ピアズ<7066>の2021年9月期の連結業績は、売上高で前期比4.2%減の3,340百万円、営業利益で同78.9%減の70百万円、経常利益で同73.5%減の100百万円、親会社株主に帰属する当期純利益で同71.1%減の69百万円を期初計画を下方修正した。

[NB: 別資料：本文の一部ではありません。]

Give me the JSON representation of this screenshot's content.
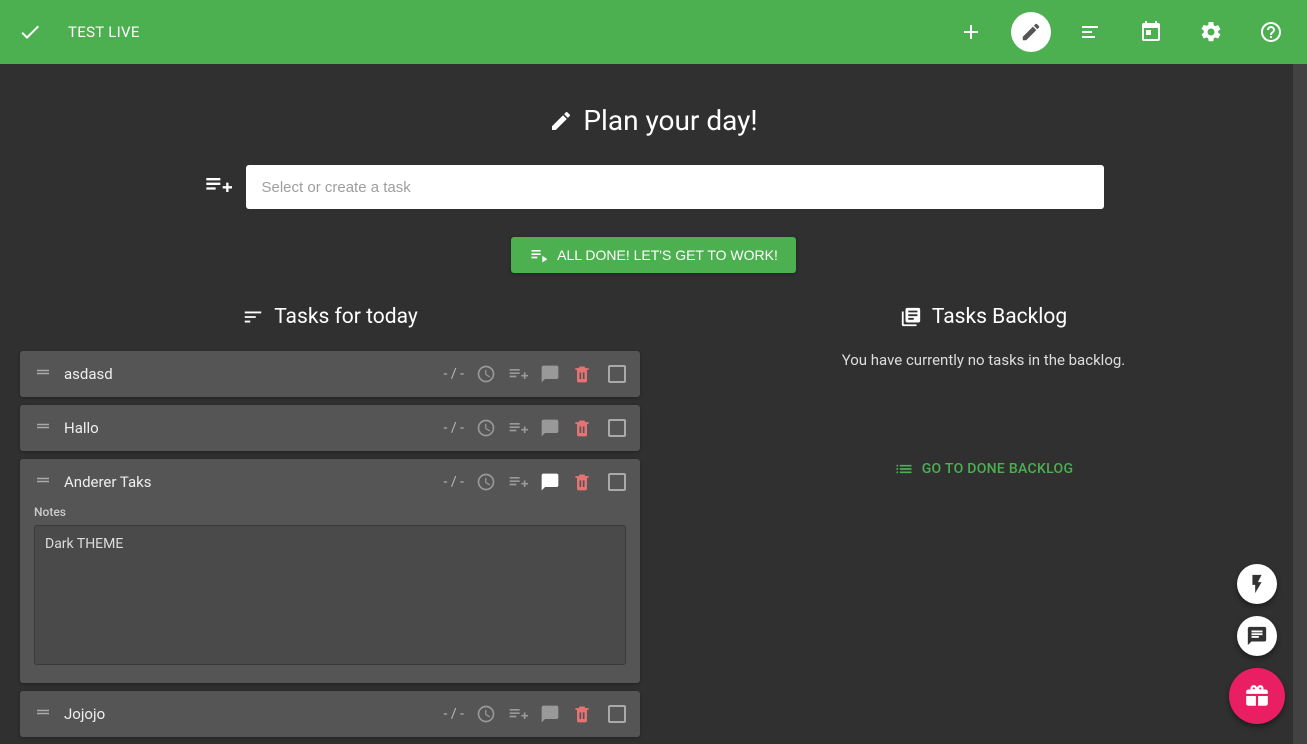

売上高については期初計画から1,490百万円の減額となる。期初計画時点ではコロナ禍が収束する想定の下、キャッシュレス推進事業が回復することを見込んでいた。しかし、コロナ禍が想定以上に長期化し収束時期が見通し難くなったことを受け、キャッシュレス推進事業の回復に見切りをつけ、リテールテック領域への事業転換を前倒しで推進していくことを決定した。これにより、下期に見込んでいたキャッシュレス推進事業及びオフライン案件の延期等により、1,000百万円の減収となり、また、リテールテック領域への事業転換のための人員配置の変更による減収影響として490百万円を見込んだ。

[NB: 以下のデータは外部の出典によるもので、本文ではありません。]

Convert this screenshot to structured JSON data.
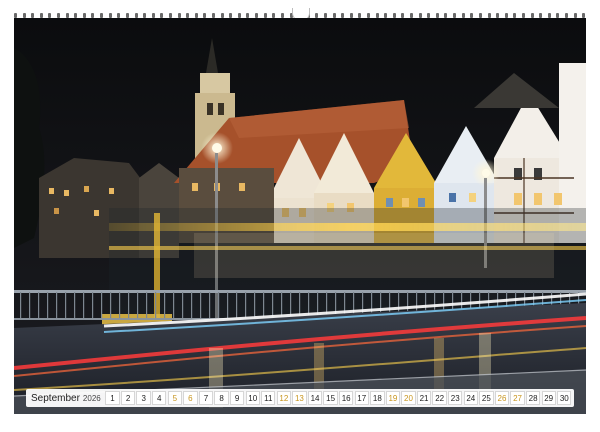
{
  "calendar": {
    "month": "September",
    "year": "2026",
    "days": [
      {
        "label": "1",
        "weekend": false
      },
      {
        "label": "2",
        "weekend": false
      },
      {
        "label": "3",
        "weekend": false
      },
      {
        "label": "4",
        "weekend": false
      },
      {
        "label": "5",
        "weekend": true
      },
      {
        "label": "6",
        "weekend": true
      },
      {
        "label": "7",
        "weekend": false
      },
      {
        "label": "8",
        "weekend": false
      },
      {
        "label": "9",
        "weekend": false
      },
      {
        "label": "10",
        "weekend": false
      },
      {
        "label": "11",
        "weekend": false
      },
      {
        "label": "12",
        "weekend": true
      },
      {
        "label": "13",
        "weekend": true
      },
      {
        "label": "14",
        "weekend": false
      },
      {
        "label": "15",
        "weekend": false
      },
      {
        "label": "16",
        "weekend": false
      },
      {
        "label": "17",
        "weekend": false
      },
      {
        "label": "18",
        "weekend": false
      },
      {
        "label": "19",
        "weekend": true
      },
      {
        "label": "20",
        "weekend": true
      },
      {
        "label": "21",
        "weekend": false
      },
      {
        "label": "22",
        "weekend": false
      },
      {
        "label": "23",
        "weekend": false
      },
      {
        "label": "24",
        "weekend": false
      },
      {
        "label": "25",
        "weekend": false
      },
      {
        "label": "26",
        "weekend": true
      },
      {
        "label": "27",
        "weekend": true
      },
      {
        "label": "28",
        "weekend": false
      },
      {
        "label": "29",
        "weekend": false
      },
      {
        "label": "30",
        "weekend": false
      }
    ],
    "weekend_color": "#c8951e"
  },
  "photo": {
    "sky_color": "#101214",
    "roof_color": "#a6512b",
    "light_trail_colors": [
      "#ffd34d",
      "#ffffff",
      "#ff3b3b",
      "#7fd3ff"
    ]
  }
}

また、営業利益については期初計画から275百万円の減額となる。コロナ禍によるキャッシュレス推進事業等の売上減額に伴う利益減で247百万円の減額となる一方で、提供サービスのオンライン化による収益性の向上、並びに各種経費の削減で253百万円の増額となり、コロナ禍の影響を相殺することになるが、リテールテック領域への事業転換に伴う投資費用の増加280百万円が減額要因となっている。第2四半期までのシステム開発投資投資費用が下期も継続することに加えて、「ZEROレジ」の認知度向上を図るための広告宣伝費用の増加や、リテールテックプラットフォームの開発費用を見込んでいる。営業外収支が期初計画から25百万円改善する見通しとなっているが、これは期初計画には織り込んでいなかった助成金収入39百万円を第2四半期累計で計上したことが要因だ。



半期ベースの業績推移で見ると、今下期の売上高は1,789百万円となり、キャッシュレス推進事業が大きく貢献した前上期を除けばもっとも高い水準を見込んでいることになる。下期の増収要因の大半はオンライン接客サービスの拡大によるものとなっている。シャープ向けについてもコロナ禍で落ち込んでいたが、直近はサービスのオンライン化が進み回復傾向となっているようだ。一方で、営業利益については下期に114百万円の損失となるが、これは中長期を見据えた成長を重視し、リテールテック領域への投資を加速していくことが要となっている。